Dive Brief:
- For the first quarter of the year, Fiserv’s merchant acceptance segment saw 18% adjusted revenue growth over the same period a year earlier, with global revenue growth of its small and mid-size merchant operating system Clover up 39%, company executives shared during a Wednesday earnings call.
- Fiserv’s other business segments, fintech and payments, lagged merchant acceptance: They grew 6% and 4%, respectively, in the quarter. The company’s revenue totaled $4.1 billion in the first quarter, up 10% over the same quarter in 2021. Fourth quarter net income for Brookfield, Wisconsin-based Fiserv was $669 million.
- Clover and its enterprise merchant counterpart Carat “continue to gain significant traction with clients,” said Fiserv CEO Frank Bisignano. The integration of BentoBox’s restaurant technology into Clover is “well underway” at restaurants, he said. Carat revenue grew 20% in the quarter and saw growth across verticals including travel, government, technology and quick-service restaurants.
Dive Insight:
Clover, Fiserv’s operating system for small and medium sized businesses, continues to build on the strength of its product offering “to attract and retain more merchants and expand relationships with them,” said Fiserv CFO Bob Hau during Wednesday’s call. In the first quarter, Clover’s quarterly gross payment volume was $49 billion, Hau said.
Fiserv’s merchant acceptance segment is “poised to deliver full year revenue growth at the high end of its medium-term outlook” of 9% to 12% growth, with Clover expected to account for about 25% of the segment, Cowen Analyst George Mihalos wrote in a note to clients.

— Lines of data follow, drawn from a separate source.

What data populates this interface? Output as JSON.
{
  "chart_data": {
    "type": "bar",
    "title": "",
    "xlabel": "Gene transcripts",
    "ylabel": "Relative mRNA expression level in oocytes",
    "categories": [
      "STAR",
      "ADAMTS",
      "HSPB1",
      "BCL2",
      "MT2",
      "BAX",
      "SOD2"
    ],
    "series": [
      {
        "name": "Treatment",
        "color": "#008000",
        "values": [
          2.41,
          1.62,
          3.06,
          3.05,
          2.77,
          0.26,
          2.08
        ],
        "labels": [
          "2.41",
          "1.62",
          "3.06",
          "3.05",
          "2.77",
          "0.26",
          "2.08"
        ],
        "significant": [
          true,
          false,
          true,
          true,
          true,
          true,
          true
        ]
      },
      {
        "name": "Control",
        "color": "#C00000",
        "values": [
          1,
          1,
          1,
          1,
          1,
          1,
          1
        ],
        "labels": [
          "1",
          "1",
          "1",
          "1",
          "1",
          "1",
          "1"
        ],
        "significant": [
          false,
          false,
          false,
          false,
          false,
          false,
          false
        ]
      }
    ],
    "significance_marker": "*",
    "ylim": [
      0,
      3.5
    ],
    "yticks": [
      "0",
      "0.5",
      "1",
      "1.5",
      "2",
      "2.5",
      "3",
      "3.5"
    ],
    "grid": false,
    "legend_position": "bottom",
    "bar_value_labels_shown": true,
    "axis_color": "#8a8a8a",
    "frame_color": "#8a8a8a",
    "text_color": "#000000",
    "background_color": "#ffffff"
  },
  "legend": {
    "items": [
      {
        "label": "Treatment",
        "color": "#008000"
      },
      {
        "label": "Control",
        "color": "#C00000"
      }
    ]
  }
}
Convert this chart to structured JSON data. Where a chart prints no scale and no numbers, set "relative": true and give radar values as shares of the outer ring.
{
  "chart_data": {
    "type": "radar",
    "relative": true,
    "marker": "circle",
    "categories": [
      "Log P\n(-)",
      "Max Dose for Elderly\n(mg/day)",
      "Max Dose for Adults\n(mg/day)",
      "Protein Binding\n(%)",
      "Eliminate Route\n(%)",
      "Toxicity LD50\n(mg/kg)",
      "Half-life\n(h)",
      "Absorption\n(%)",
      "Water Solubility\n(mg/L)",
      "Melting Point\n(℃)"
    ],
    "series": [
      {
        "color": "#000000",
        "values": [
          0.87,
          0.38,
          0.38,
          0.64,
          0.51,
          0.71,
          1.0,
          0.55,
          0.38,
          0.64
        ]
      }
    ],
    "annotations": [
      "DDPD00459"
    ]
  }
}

Merchant acceptance made up the biggest share – 42% – of Fiserv’s $15.4 billion adjusted revenue mix in 2021, the company shared during a March 8 presentation on that aspect of its business. Payments and network accounted for 38%, while its financial technology segment made up 20%.
The company expects merchant acceptance – which generated $6.5 billion in adjusted revenue in 2021 – to become a $10 billion business by 2025. Clover in particular, which counted 560,000 merchants last year, generated $1.3 billion in revenue, and that’s expected to reach $3.5 billion by 2025.
To further Clover’s growth, Bisignano said during that March presentation Fiserv has targeted restaurants “because of the size and scale of that vertical,” while pursuing retail and professional services, too. “We think that covers a large population, and that’s why those are the verticals that we’re investing in,” he said.
Independent software vendors and launches in Australia, Brazil and India also will aid growth, executives said in March.
Hau noted Wednesday the merchant acceptance growth seen was “a great first quarter out of a five-year projection,” and there’s “lots left to do.” Still, the company is “in very good shape” when it comes to executing on its growth plans for Clover and Carat, he said.
More broadly, Hau said the company feels it’s “prudent” to keep its 2022 outlook unchanged, given that it’s early in the year and the macro-economic factor remains uncertain. Analysts noted margins were lower for the quarter, and Hau said the company is focused on expanding those with improvement expected in the second half of the year.